The fact that this legislation was deemed necessary says a lot  about the record of New Jersey officials over the years — many of whom have been convicted and sent to prison. To add insult to injury, a front page article in the Courier Post in August 2016 noted that former New Jersey officials were still receiving their pensions while in prison, paid by the citizens of New Jersey, which amounted to more than $1 million a year.

The legislation, sponsored by Assembly Democrats John McKeon, John Burzichelli, Troy Singleton and Marlene Caride, agreed that individuals who have been convicted of theft or forgery may not be the best individuals to trust with such sensitive information and taxpayers should not have to worry about sensitive information being misused by people who work for the government.

Under the new law, a state or local government agency that obtains federal tax information must have criminal history record background checks conducted for any individual employed by that agency or employed or utilized by a contractor of that agency who is authorized to have access to federal tax information. The law requires a follow-up criminal history record background check to be conducted at least once every ten years.

Each individual with access to federal tax information must submit to the agency head his or her name, address and fingerprints taken by a state or municipal law enforcement agency or by a private entity under contract with the state. The fingerprints and written consent to the check then will be submitted to the state police for a criminal history record background check, and the superintendent of the state police will compare the fingerprints with those on file with the Bureau of Identification in the Division of State Police and the Federal Bureau of Investigation.

An individual may have access to federal tax information if his or her background check does not reveal a record of conviction of any crime or disorderly persons offense involving theft, forgery or fraudulent practices. The individual would be disqualified from having access to federal tax information if his or her background check reveals a record of conviction of any of those crimes or offenses, unless the individual has affirmatively demonstrated to the agency clear and convincing evidence of rehabilitation.

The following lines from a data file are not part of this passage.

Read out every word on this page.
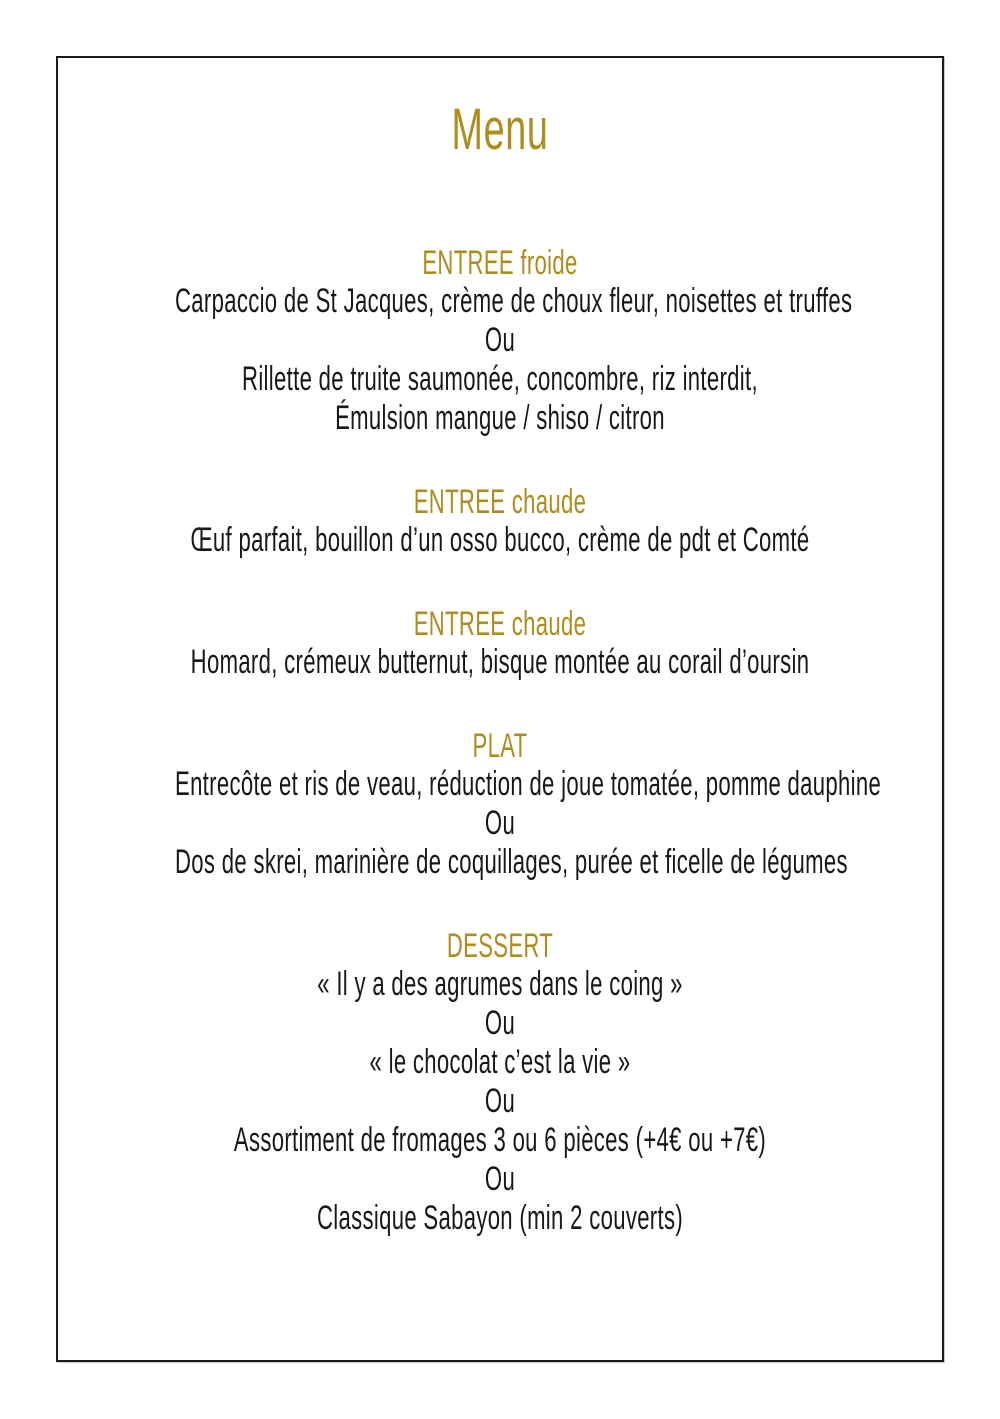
Menu
ENTREE froide
Carpaccio de St Jacques, crème de choux fleur, noisettes et truffes
Ou
Rillette de truite saumonée, concombre, riz interdit,
Émulsion mangue / shiso / citron
ENTREE chaude
Œuf parfait, bouillon d’un osso bucco, crème de pdt et Comté
ENTREE chaude
Homard, crémeux butternut, bisque montée au corail d’oursin
PLAT
Entrecôte et ris de veau, réduction de joue tomatée, pomme dauphine
Ou
Dos de skrei, marinière de coquillages, purée et ficelle de légumes
DESSERT
« Il y a des agrumes dans le coing »
Ou
« le chocolat c’est la vie »
Ou
Assortiment de fromages 3 ou 6 pièces (+4€ ou +7€)
Ou
Classique Sabayon (min 2 couverts)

If a prospective employee refuses to consent to a background check, the state or local government agency is prohibited from employing or utilizing that person in a position for which access to federal tax information is required. If a current employee refuses to consent to the check, the employing agency shall terminate his or her access to federal tax information and may remove him or her from any position requiring such access, but shall make a reasonable effort to retain the employee in another position that does not require access to federal tax information.

The new law directs the state police to notify the agency if an individual who was the subject of a background check is convicted of a crime or offense in New Jersey after the date that the check was performed. Upon receipt of such notification, the agency head would make a determination regarding the individual’s qualification to access federal tax information.